What the 2016 Democratic presidential race might lack in variety has been more than compensated by the spirited and substantive debates on issues that resonate with Americans.
We have enjoyed the mostly civil, issue-based back and forth between the two survivors — former Secretay of State Hillary Clinton and Sen. Bernie Sanders, I-Vt. — and we believe this process has made both of them better candidates.
But the discussions and stump speeches have yielded a clear and undeniable fact: Clinton has the better overall experience, grasp on the broad range of issues and the natural attributes to assume the presidency on Day 1 of her administration.
Whereas Sanders’ passion and populist appeal have been effective in certain states under certain circumstances — and this has manifested in upset primary wins in states such as Michigan — we think there is a steep learning curve for Sanders on a number of issues outside of income equality and prosecuting Wall Street.

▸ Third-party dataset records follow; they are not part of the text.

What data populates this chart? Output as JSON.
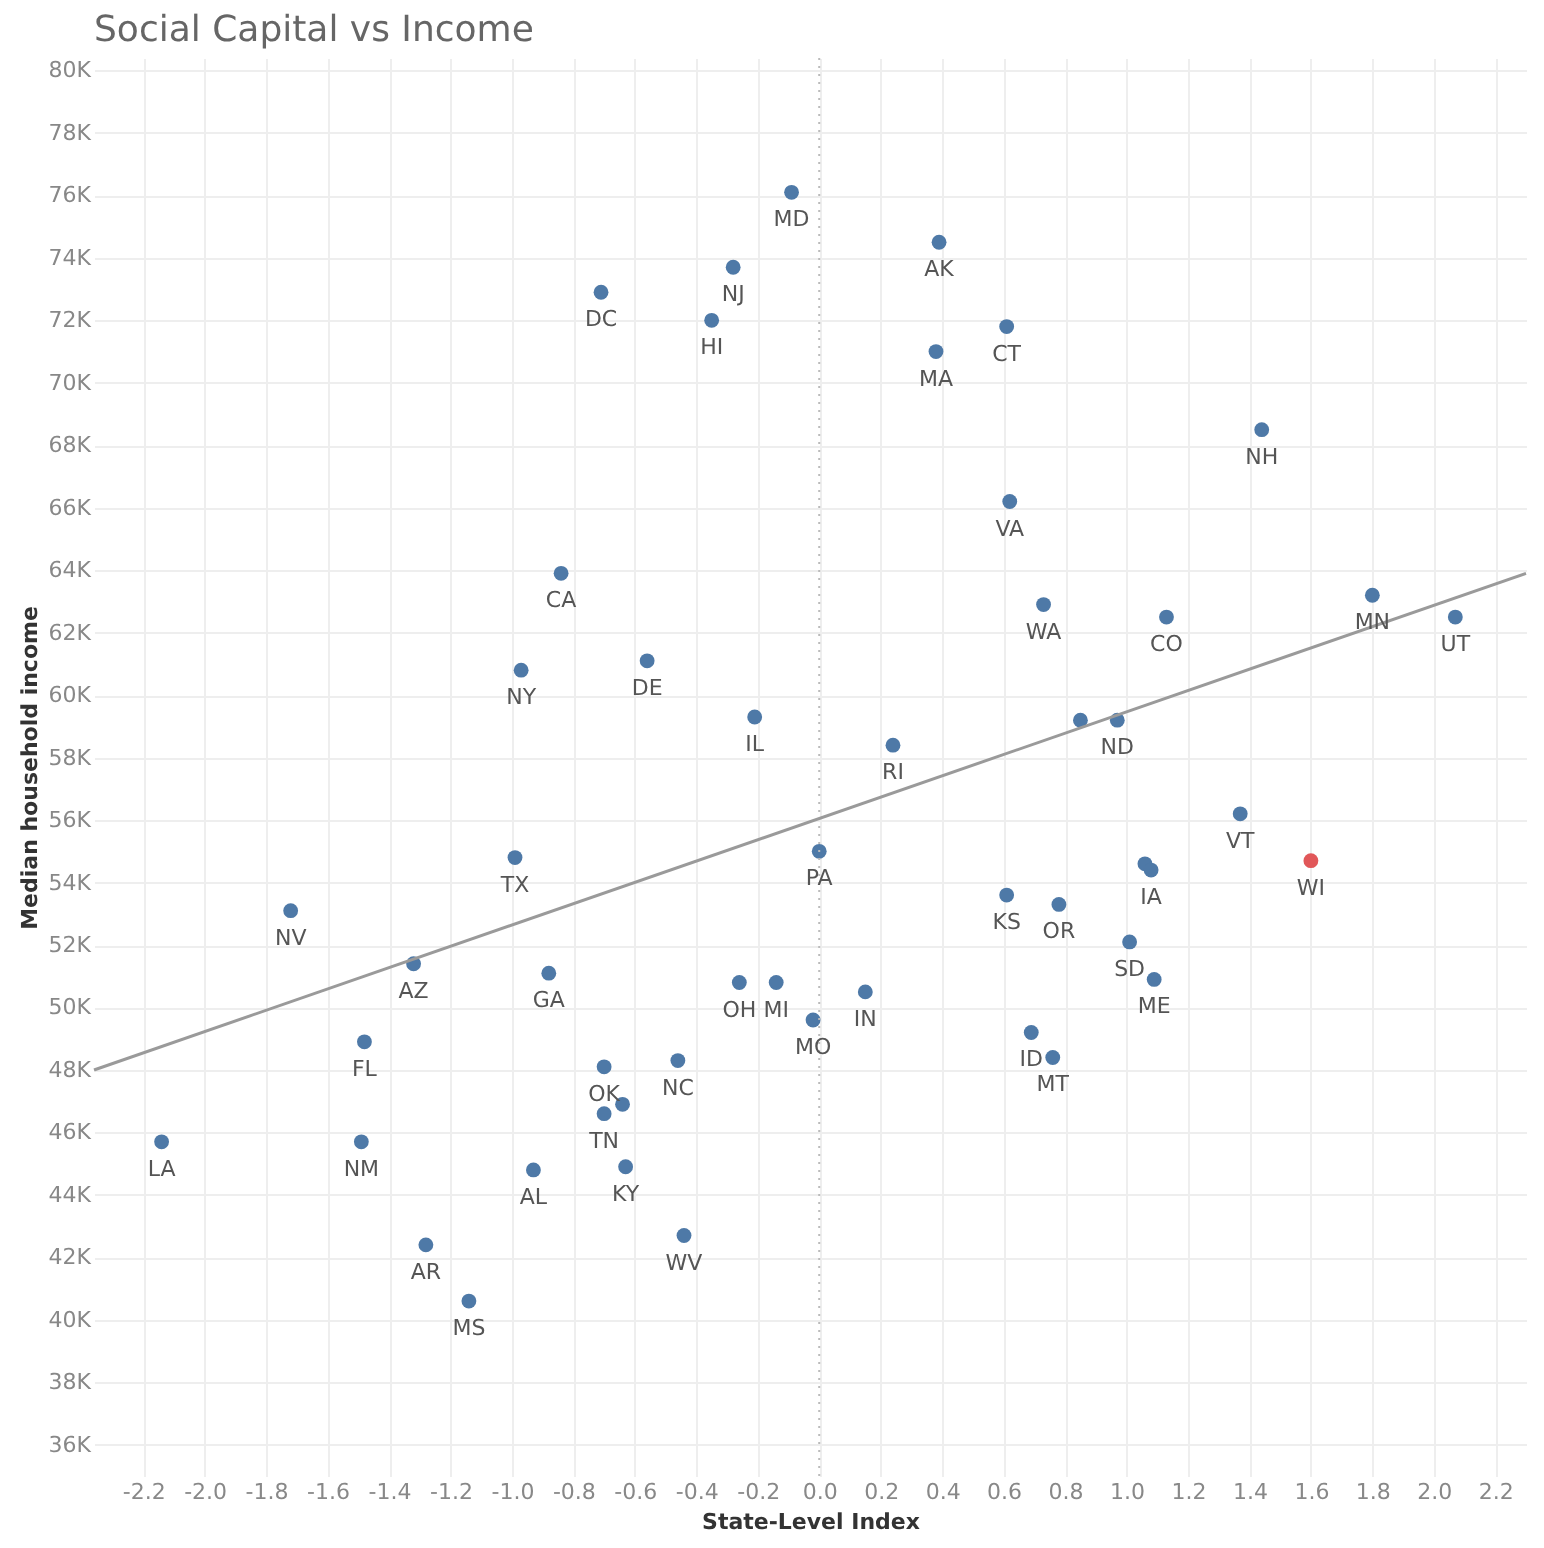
{
  "chart_data": {
    "type": "scatter",
    "title": "Social Capital vs Income",
    "xlabel": "State-Level Index",
    "ylabel": "Median household income",
    "xlim": [
      -2.36,
      2.3
    ],
    "ylim": [
      35000,
      80400
    ],
    "xticks": [
      {
        "value": -2.2,
        "label": "-2.2"
      },
      {
        "value": -2.0,
        "label": "-2.0"
      },
      {
        "value": -1.8,
        "label": "-1.8"
      },
      {
        "value": -1.6,
        "label": "-1.6"
      },
      {
        "value": -1.4,
        "label": "-1.4"
      },
      {
        "value": -1.2,
        "label": "-1.2"
      },
      {
        "value": -1.0,
        "label": "-1.0"
      },
      {
        "value": -0.8,
        "label": "-0.8"
      },
      {
        "value": -0.6,
        "label": "-0.6"
      },
      {
        "value": -0.4,
        "label": "-0.4"
      },
      {
        "value": -0.2,
        "label": "-0.2"
      },
      {
        "value": 0,
        "label": "0.0"
      },
      {
        "value": 0.2,
        "label": "0.2"
      },
      {
        "value": 0.4,
        "label": "0.4"
      },
      {
        "value": 0.6,
        "label": "0.6"
      },
      {
        "value": 0.8,
        "label": "0.8"
      },
      {
        "value": 1.0,
        "label": "1.0"
      },
      {
        "value": 1.2,
        "label": "1.2"
      },
      {
        "value": 1.4,
        "label": "1.4"
      },
      {
        "value": 1.6,
        "label": "1.6"
      },
      {
        "value": 1.8,
        "label": "1.8"
      },
      {
        "value": 2.0,
        "label": "2.0"
      },
      {
        "value": 2.2,
        "label": "2.2"
      }
    ],
    "yticks": [
      {
        "value": 36000,
        "label": "36K"
      },
      {
        "value": 38000,
        "label": "38K"
      },
      {
        "value": 40000,
        "label": "40K"
      },
      {
        "value": 42000,
        "label": "42K"
      },
      {
        "value": 44000,
        "label": "44K"
      },
      {
        "value": 46000,
        "label": "46K"
      },
      {
        "value": 48000,
        "label": "48K"
      },
      {
        "value": 50000,
        "label": "50K"
      },
      {
        "value": 52000,
        "label": "52K"
      },
      {
        "value": 54000,
        "label": "54K"
      },
      {
        "value": 56000,
        "label": "56K"
      },
      {
        "value": 58000,
        "label": "58K"
      },
      {
        "value": 60000,
        "label": "60K"
      },
      {
        "value": 62000,
        "label": "62K"
      },
      {
        "value": 64000,
        "label": "64K"
      },
      {
        "value": 66000,
        "label": "66K"
      },
      {
        "value": 68000,
        "label": "68K"
      },
      {
        "value": 70000,
        "label": "70K"
      },
      {
        "value": 72000,
        "label": "72K"
      },
      {
        "value": 74000,
        "label": "74K"
      },
      {
        "value": 76000,
        "label": "76K"
      },
      {
        "value": 78000,
        "label": "78K"
      },
      {
        "value": 80000,
        "label": "80K"
      }
    ],
    "grid": true,
    "marker": "circle",
    "ref_lines": [
      {
        "axis": "x",
        "value": 0,
        "line_style": "dotted",
        "color": "#bbbbbb"
      }
    ],
    "series": [
      {
        "x": [
          -0.71,
          -0.28,
          -0.35,
          -0.84,
          -0.97,
          -0.56,
          -0.21,
          -0.09,
          0.39,
          0.38,
          0.61,
          1.44,
          0.62,
          0.73,
          1.13,
          1.8,
          2.07,
          0.24,
          0.85,
          0.97,
          -0.99,
          -1.72,
          -1.32,
          -0.88,
          -0.26,
          -0.14,
          -1.48,
          -0.7,
          -0.46,
          -0.64,
          -0.7,
          -2.14,
          -1.49,
          -0.93,
          -0.63,
          -0.44,
          -1.28,
          -1.14,
          0.0,
          1.37,
          1.6,
          1.06,
          1.08,
          0.61,
          0.78,
          1.01,
          0.15,
          -0.02,
          1.09,
          0.69,
          0.76
        ],
        "values": [
          72900,
          73700,
          72000,
          63900,
          60800,
          61100,
          59300,
          76100,
          74500,
          71000,
          71800,
          68500,
          66200,
          62900,
          62500,
          63200,
          62500,
          58400,
          59200,
          59200,
          54800,
          53100,
          51400,
          51100,
          50800,
          50800,
          48900,
          48100,
          48300,
          46900,
          46600,
          45700,
          45700,
          44800,
          44900,
          42700,
          42400,
          40600,
          55000,
          56200,
          54700,
          54600,
          54400,
          53600,
          53300,
          52100,
          50500,
          49600,
          50900,
          49200,
          48400
        ],
        "colors": [
          "#4e79a7",
          "#4e79a7",
          "#4e79a7",
          "#4e79a7",
          "#4e79a7",
          "#4e79a7",
          "#4e79a7",
          "#4e79a7",
          "#4e79a7",
          "#4e79a7",
          "#4e79a7",
          "#4e79a7",
          "#4e79a7",
          "#4e79a7",
          "#4e79a7",
          "#4e79a7",
          "#4e79a7",
          "#4e79a7",
          "#4e79a7",
          "#4e79a7",
          "#4e79a7",
          "#4e79a7",
          "#4e79a7",
          "#4e79a7",
          "#4e79a7",
          "#4e79a7",
          "#4e79a7",
          "#4e79a7",
          "#4e79a7",
          "#4e79a7",
          "#4e79a7",
          "#4e79a7",
          "#4e79a7",
          "#4e79a7",
          "#4e79a7",
          "#4e79a7",
          "#4e79a7",
          "#4e79a7",
          "#4e79a7",
          "#4e79a7",
          "#e15759",
          "#4e79a7",
          "#4e79a7",
          "#4e79a7",
          "#4e79a7",
          "#4e79a7",
          "#4e79a7",
          "#4e79a7",
          "#4e79a7",
          "#4e79a7",
          "#4e79a7"
        ]
      },
      {
        "type": "line",
        "x": [
          -2.36,
          2.3
        ],
        "values": [
          48000,
          63900
        ],
        "color": "#9a9a9a",
        "marker": "none",
        "line_style": "solid"
      }
    ],
    "annotations": [
      {
        "text": "DC",
        "x": -0.71,
        "y": 72900
      },
      {
        "text": "NJ",
        "x": -0.28,
        "y": 73700
      },
      {
        "text": "HI",
        "x": -0.35,
        "y": 72000
      },
      {
        "text": "CA",
        "x": -0.84,
        "y": 63900
      },
      {
        "text": "NY",
        "x": -0.97,
        "y": 60800
      },
      {
        "text": "DE",
        "x": -0.56,
        "y": 61100
      },
      {
        "text": "IL",
        "x": -0.21,
        "y": 59300
      },
      {
        "text": "MD",
        "x": -0.09,
        "y": 76100
      },
      {
        "text": "AK",
        "x": 0.39,
        "y": 74500
      },
      {
        "text": "MA",
        "x": 0.38,
        "y": 71000
      },
      {
        "text": "CT",
        "x": 0.61,
        "y": 71800
      },
      {
        "text": "NH",
        "x": 1.44,
        "y": 68500
      },
      {
        "text": "VA",
        "x": 0.62,
        "y": 66200
      },
      {
        "text": "WA",
        "x": 0.73,
        "y": 62900
      },
      {
        "text": "CO",
        "x": 1.13,
        "y": 62500
      },
      {
        "text": "MN",
        "x": 1.8,
        "y": 63200
      },
      {
        "text": "UT",
        "x": 2.07,
        "y": 62500
      },
      {
        "text": "RI",
        "x": 0.24,
        "y": 58400
      },
      {
        "text": "ND",
        "x": 0.97,
        "y": 59200
      },
      {
        "text": "TX",
        "x": -0.99,
        "y": 54800
      },
      {
        "text": "NV",
        "x": -1.72,
        "y": 53100
      },
      {
        "text": "AZ",
        "x": -1.32,
        "y": 51400
      },
      {
        "text": "GA",
        "x": -0.88,
        "y": 51100
      },
      {
        "text": "OH",
        "x": -0.26,
        "y": 50800
      },
      {
        "text": "MI",
        "x": -0.14,
        "y": 50800
      },
      {
        "text": "FL",
        "x": -1.48,
        "y": 48900
      },
      {
        "text": "OK",
        "x": -0.7,
        "y": 48100
      },
      {
        "text": "NC",
        "x": -0.46,
        "y": 48300
      },
      {
        "text": "TN",
        "x": -0.7,
        "y": 46600
      },
      {
        "text": "LA",
        "x": -2.14,
        "y": 45700
      },
      {
        "text": "NM",
        "x": -1.49,
        "y": 45700
      },
      {
        "text": "AL",
        "x": -0.93,
        "y": 44800
      },
      {
        "text": "KY",
        "x": -0.63,
        "y": 44900
      },
      {
        "text": "WV",
        "x": -0.44,
        "y": 42700
      },
      {
        "text": "AR",
        "x": -1.28,
        "y": 42400
      },
      {
        "text": "MS",
        "x": -1.14,
        "y": 40600
      },
      {
        "text": "PA",
        "x": 0.0,
        "y": 55000
      },
      {
        "text": "VT",
        "x": 1.37,
        "y": 56200
      },
      {
        "text": "WI",
        "x": 1.6,
        "y": 54700
      },
      {
        "text": "IA",
        "x": 1.08,
        "y": 54400
      },
      {
        "text": "KS",
        "x": 0.61,
        "y": 53600
      },
      {
        "text": "OR",
        "x": 0.78,
        "y": 53300
      },
      {
        "text": "SD",
        "x": 1.01,
        "y": 52100
      },
      {
        "text": "IN",
        "x": 0.15,
        "y": 50500
      },
      {
        "text": "MO",
        "x": -0.02,
        "y": 49600
      },
      {
        "text": "ME",
        "x": 1.09,
        "y": 50900
      },
      {
        "text": "ID",
        "x": 0.69,
        "y": 49200
      },
      {
        "text": "MT",
        "x": 0.76,
        "y": 48400
      }
    ]
  }
}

Just as Ohio Gov. John Kasich earned our endorsement on the Republican side because he seemed the most prepared and presidential, Clinton gets the nod for the Idaho Democratic caucuses Tuesday because of a lifetime of activism on behalf of Americans, her service as a U.S. senator in New York and her tenure as secretary of state in the Obama administration. Her government service — working on behalf of 9/11 responders as a senator and being a tough negotiator during foreign policy missions in the Middle East — show her capabilities, grit and determination to get things done.
Though we have our concerns about her inability to articulate her goals and manage a crisis at times — such as the slow and clumsy release of information about her private emails — her work ethic and ability to follow through in a bipartisan fashion override her shortcomings.
Clinton certainly has paid her dues and has earned the opportunity to lead her party to the November election.